Insomma, ciò che mi ha colpito nelle parole di Cuffaro è che una condanna, della cui legittimità si era discusso fino a pochi minuti prima, sia stata accettata come un «giudizio di Dio» , insindacabile e indiscutibile anche da parte di chi ne usciva sanzionato. Una sindrome, diffusa negli ambienti giustizialisti collegati con le Procure e i pubblici ministeri, cioè con l’accusa, che ha contagiato persino coloro i quali, in uno Stato di diritto e in un Paese civile, si collocano dalla parte opposta, cioè della difesa. Ma che razza di Stato di diritto e di Paese civile è mai, mi chiedo allora, questo, dove la presunzione di innocenza è negata a priori in vista dell’istruzione di processi mediatici e allo scopo di pervenire al linciaggio morale dell’accusato, e la possibilità di errore, a sentenza avvenuta, è esclusa anche da parte di chi l’ha sostenuta in sede processuale?

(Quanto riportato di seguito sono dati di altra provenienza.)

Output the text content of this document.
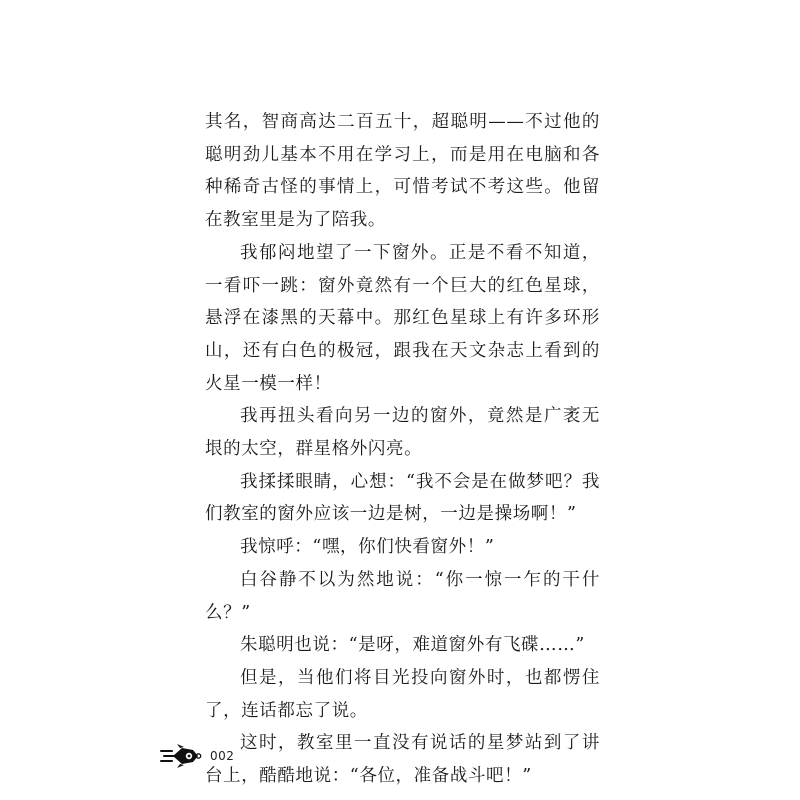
其名，智商高达二百五十，超聪明——不过他的聪明劲儿基本不用在学习上，而是用在电脑和各种稀奇古怪的事情上，可惜考试不考这些。他留在教室里是为了陪我。

我郁闷地望了一下窗外。正是不看不知道，一看吓一跳：窗外竟然有一个巨大的红色星球，悬浮在漆黑的天幕中。那红色星球上有许多环形山，还有白色的极冠，跟我在天文杂志上看到的火星一模一样！

我再扭头看向另一边的窗外，竟然是广袤无垠的太空，群星格外闪亮。

我揉揉眼睛，心想：“我不会是在做梦吧？我们教室的窗外应该一边是树，一边是操场啊！”

我惊呼：“嘿，你们快看窗外！”

白谷静不以为然地说：“你一惊一乍的干什么？”

朱聪明也说：“是呀，难道窗外有飞碟……”

但是，当他们将目光投向窗外时，也都愣住了，连话都忘了说。

这时，教室里一直没有说话的星梦站到了讲台上，酷酷地说：“各位，准备战斗吧！”

002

Personalmente, ritengo che la diffusione di tale sindrome sia il riflesso di un’errata, ma ormai diffusa, convinzione che compito della Giustizia non sia di applicare la legge, di condannare o assolvere chi è accusato di aver compiuto un reato, bensì quello di «far rigare dritto» i cittadini. Il fatto, poi, che la magistratura, sulla base di tale convinzione, sia stata investita di una missione salvifica, spiega, altresì, perché una parte dell’opinione pubblica e, ahimè, degli stessi magistrati, ritengano rispettato il compito della Giustizia solo quando soddisfa le loro pulsioni morali soggettive. Una distorsione, questa, dello «spirito delle leggi» che ha finito con giustificare l’autoreferenzialità di certi pubblici ministeri che parlano più come preti che come magistrati e tendono, di conseguenza, a confondere il peccato col reato, un comportamento condannabile sul piano morale e politico con un comportamento penalmente perseguibile; a «fare giustizia» , più che a realizzare Giustizia.
Penso, d’altra parte— sulla base della mia lunga esperienza di dialogo con i lettori — che farei torto a quei magistrati se attribuissi solo ad essi la «distorsione dello spirito delle leggi» di cui parlo. No, essa è figlia della carenza di cultura liberale — dei diritti e delle libertà individuali— di un Paese che ha ereditato dal totalitarismo (dal fascismo), e non l’ha ancora esorcizzata, l’idea che le ragioni dello Stato, incarnate nella fattispecie dal sistema giudiziario, debbano sempre prevalere su quelle degli Individui, e ha assimilato, dal Sessantotto, la prospettiva di cambiare il mondo. Col risultato che una assoluzione è percepita come una sconfitta dello Stato, e della Verità rivoluzionaria, e una condanna come un loro successo. In definitiva, ci siamo dati uno Stato di diritto senza possederne la cultura che in altri Paesi ne è il fondamento morale e, forse, neppure le istituzioni. Non siamo una democrazia compiuta e neppure ancora un Paese civile.